When you ask most Americans why children get a break from school in the summer you usually get one of two answers.
Warren Sullivan of Hermitage provided the most popular answer while visiting Pittsburgh last month: “I think it was agriculture wasn’t it? I mean, it’s probably the season … a few generations ago anyway.”
There is a kernel of truth to that idea, but it’s not exactly right. In rural areas of the country, the first schools took breaks in the spring for planting and in the fall for the harvest, but the kids found themselves in front of their schoolmarm all summer long when the plants were maturing.
City kids were more likely to be out of school in the summer months, according to Heinz History Center Curator of History Leslie Przblek. But even there it was unusual.
“You had student in effect going to school year round with breaks every quarter,” she said.
So how did we get to where we are today? For that we have to look beyond the schoolroom doors. In the early 1800s the idea of taking a vacation was something that only the social elite even considered. But that began to change with the establishment of the middle class and white-collar work.
“There were some medical theories that suggested that while manual labor is the tradition of how people worked, so if you are working on a farm do you really need a vacation?" Przblek said. "But if you were doing mainly brain work there were a lot of theories that you could not do that all the time without harming an individual or a child, so the idea of giving people a break was kind of associated with that.”
At about the same time, access to the countryside was opening up to more city dwellers through the expansion of railroads, and the idea of summer vacation took root. Meanwhile, education reformers began to push for mandatory school attendance and standardized schools, which logically led to the need for a standardized school year.
In 1895 Pennsylvania became one of the first states to mandate school attendance, and a summer break was institutionalized.
But summer vacation opened a whole new set of concerns for parents in the late 1800s and early 1900s.
“At the same time that vacation gradually becomes more and more accepted and even expected, there’s always that question, ‘What if we are idle?’" Przblek said. "That’s not necessarily a good thing. You want people to take a break, but it needs to be a constructive break.”
Dealing with that question is at the forefront of the minds of many teachers and parents this time of year.
“What we do here at Propel Northside is give them some sort of focus," said Megan Newsome, literacy coach at the charter school. "Something fun to do over the summer that does keep their brains working. We give them a calendar and every day there is a different math problem and or writing and reading and science. Something short, something small to do.”

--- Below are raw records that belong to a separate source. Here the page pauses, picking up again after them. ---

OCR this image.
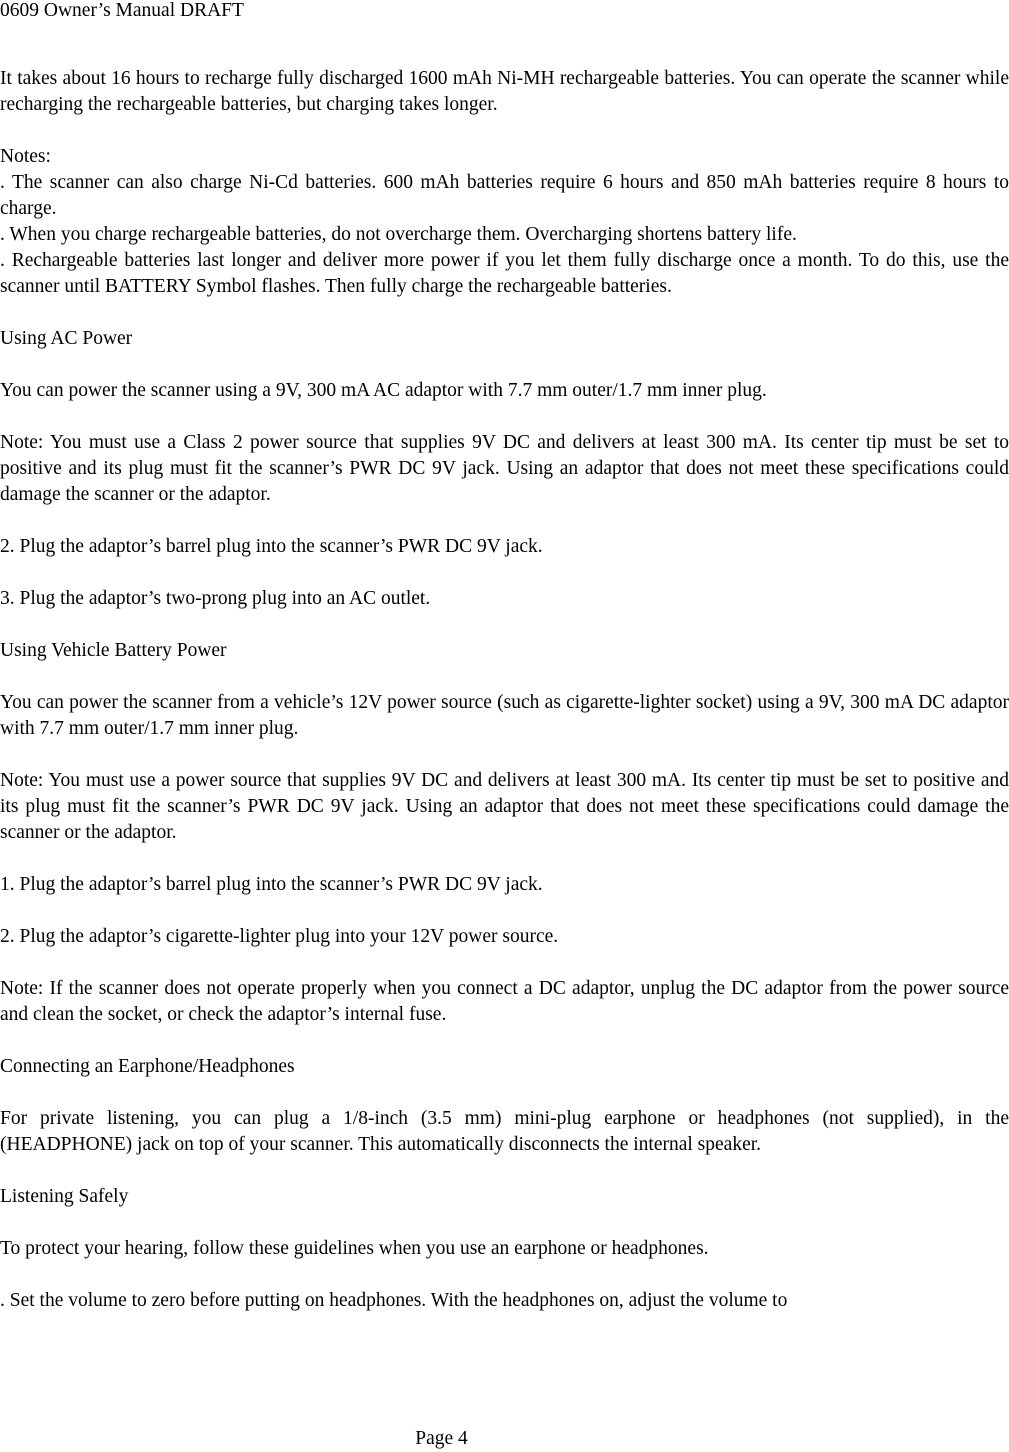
0609 Owner’s Manual DRAFT

It takes about 16 hours to recharge fully discharged 1600 mAh Ni-MH rechargeable batteries. You can operate the scanner while recharging the rechargeable batteries, but charging takes longer.

Notes:
. The scanner can also charge Ni-Cd batteries. 600 mAh batteries require 6 hours and 850 mAh batteries require 8 hours to charge.
. When you charge rechargeable batteries, do not overcharge them. Overcharging shortens battery life.
. Rechargeable batteries last longer and deliver more power if you let them fully discharge once a month. To do this, use the scanner until BATTERY Symbol flashes. Then fully charge the rechargeable batteries.
Using AC Power

You can power the scanner using a 9V, 300 mA AC adaptor with 7.7 mm outer/1.7 mm inner plug.

Note: You must use a Class 2 power source that supplies 9V DC and delivers at least 300 mA. Its center tip must be set to positive and its plug must fit the scanner’s PWR DC 9V jack. Using an adaptor that does not meet these specifications could damage the scanner or the adaptor.

2. Plug the adaptor’s barrel plug into the scanner’s PWR DC 9V jack.

3. Plug the adaptor’s two-prong plug into an AC outlet.

Using Vehicle Battery Power

You can power the scanner from a vehicle’s 12V power source (such as cigarette-lighter socket) using a 9V, 300 mA DC adaptor with 7.7 mm outer/1.7 mm inner plug.

Note: You must use a power source that supplies 9V DC and delivers at least 300 mA. Its center tip must be set to positive and its plug must fit the scanner’s PWR DC 9V jack. Using an adaptor that does not meet these specifications could damage the scanner or the adaptor.

1. Plug the adaptor’s barrel plug into the scanner’s PWR DC 9V jack.

2. Plug the adaptor’s cigarette-lighter plug into your 12V power source.

Note: If the scanner does not operate properly when you connect a DC adaptor, unplug the DC adaptor from the power source and clean the socket, or check the adaptor’s internal fuse.

Connecting an Earphone/Headphones

For private listening, you can plug a 1/8-inch (3.5 mm) mini-plug earphone or headphones (not supplied), in the (HEADPHONE) jack on top of your scanner. This automatically disconnects the internal speaker.

Listening Safely

To protect your hearing, follow these guidelines when you use an earphone or headphones.

. Set the volume to zero before putting on headphones. With the headphones on, adjust the volume to

Page 4
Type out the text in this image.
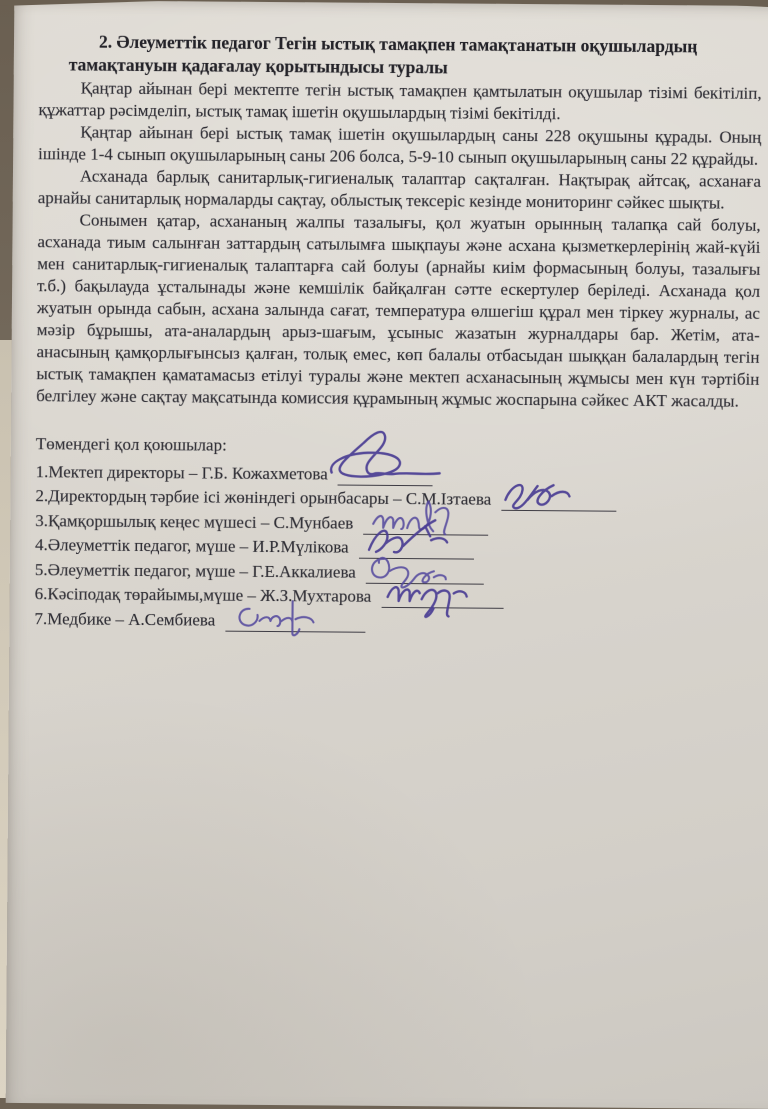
2. Әлеуметтік педагог Тегін ыстық тамақпен тамақтанатын оқушылардың
тамақтануын қадағалау қорытындысы туралы

Қаңтар айынан бері мектепте тегін ыстық тамақпен қамтылатын оқушылар тізімі бекітіліп, құжаттар рәсімделіп, ыстық тамақ ішетін оқушылардың тізімі бекітілді.

Қаңтар айынан бері ыстық тамақ ішетін оқушылардың саны 228 оқушыны құрады. Оның ішінде 1-4 сынып оқушыларының саны 206 болса, 5-9-10 сынып оқушыларының саны 22 құрайды.

Асханада барлық санитарлық-гигиеналық талаптар сақталған. Нақтырақ айтсақ, асханаға арнайы санитарлық нормаларды сақтау, облыстық тексеріс кезінде мониторинг сәйкес шықты.

Сонымен қатар, асхананың жалпы тазалығы, қол жуатын орынның талапқа сай болуы, асханада тиым салынған заттардың сатылымға шықпауы және асхана қызметкерлерінің жай-күйі мен санитарлық-гигиеналық талаптарға сай болуы (арнайы киім формасының болуы, тазалығы т.б.) бақылауда ұсталынады және кемшілік байқалған сәтте ескертулер беріледі. Асханада қол жуатын орында сабын, асхана залында сағат, температура өлшегіш құрал мен тіркеу журналы, ас мәзір бұрышы, ата-аналардың арыз-шағым, ұсыныс жазатын журналдары бар. Жетім, ата-анасының қамқорлығынсыз қалған, толық емес, көп балалы отбасыдан шыққан балалардың тегін ыстық тамақпен қаматамасыз етілуі туралы және мектеп асханасының жұмысы мен күн тәртібін белгілеу және сақтау мақсатында комиссия құрамының жұмыс жоспарына сәйкес АКТ жасалды.

Төмендегі қол қоюшылар:

1.Мектеп директоры – Г.Б. Кожахметова
2.Директордың тәрбие ісі жөніндегі орынбасары – С.М.Ізтаева
3.Қамқоршылық кеңес мүшесі – С.Мунбаев
4.Әлеуметтік педагог, мүше – И.Р.Мүлікова
5.Әлеуметтік педагог, мүше – Г.Е.Аккалиева
6.Кәсіподақ төрайымы,мүше – Ж.З.Мухтарова
7.Медбике – А.Сембиева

Newsome said even with that, it usually takes a few weeks after the students return in the fall to shake off the rust, but it happens rather quickly.
But while teachers are thinking about preventing a so-called "brain drain," others are looking at the economics of summer vacation and making sure it lasts as long as possible.
Summer camps can be big business, and tourism is huge in Pennsylvania, where it is the number two industry in the state. That has lead to the introduction of House Bill 75 by Rep. Robert Godshall of Montgomery County, which would prohibit schools from opening for students before Labor Day.
Godshall said the Labor Day weekend is the biggest tourism weekend of the year, and making sure kids are not in school at that time is a top priority among the tourism and hospitality leaders.
The school districts fight the legislation every time it is introduced, but Godshall said he has data that shows parents approve of the idea by a 60-40 margin, and the older students agree.
“A lot of our kids down here in the southeast were working at the Jersey Shore," Godshall said. "Well it got to the point that they were severally penalized if they left early … they weren’t hired the following year.”
Schools argue they need to start before the holiday to get in the state-mandated 180 instructional days, but Godshall does not buy that argument. That debate, and the debate over the value of summer break versus year-round school, will continue into the future, and that could be a case of history repeating itself.
“We should remember that the question about school vacation is clearly a part of a larger and just as dramatic change in American culture about the expectations of who gets a vacation and what that means,” Przblek said. “It will be interesting to see how things like more and more virtual work will impact that.”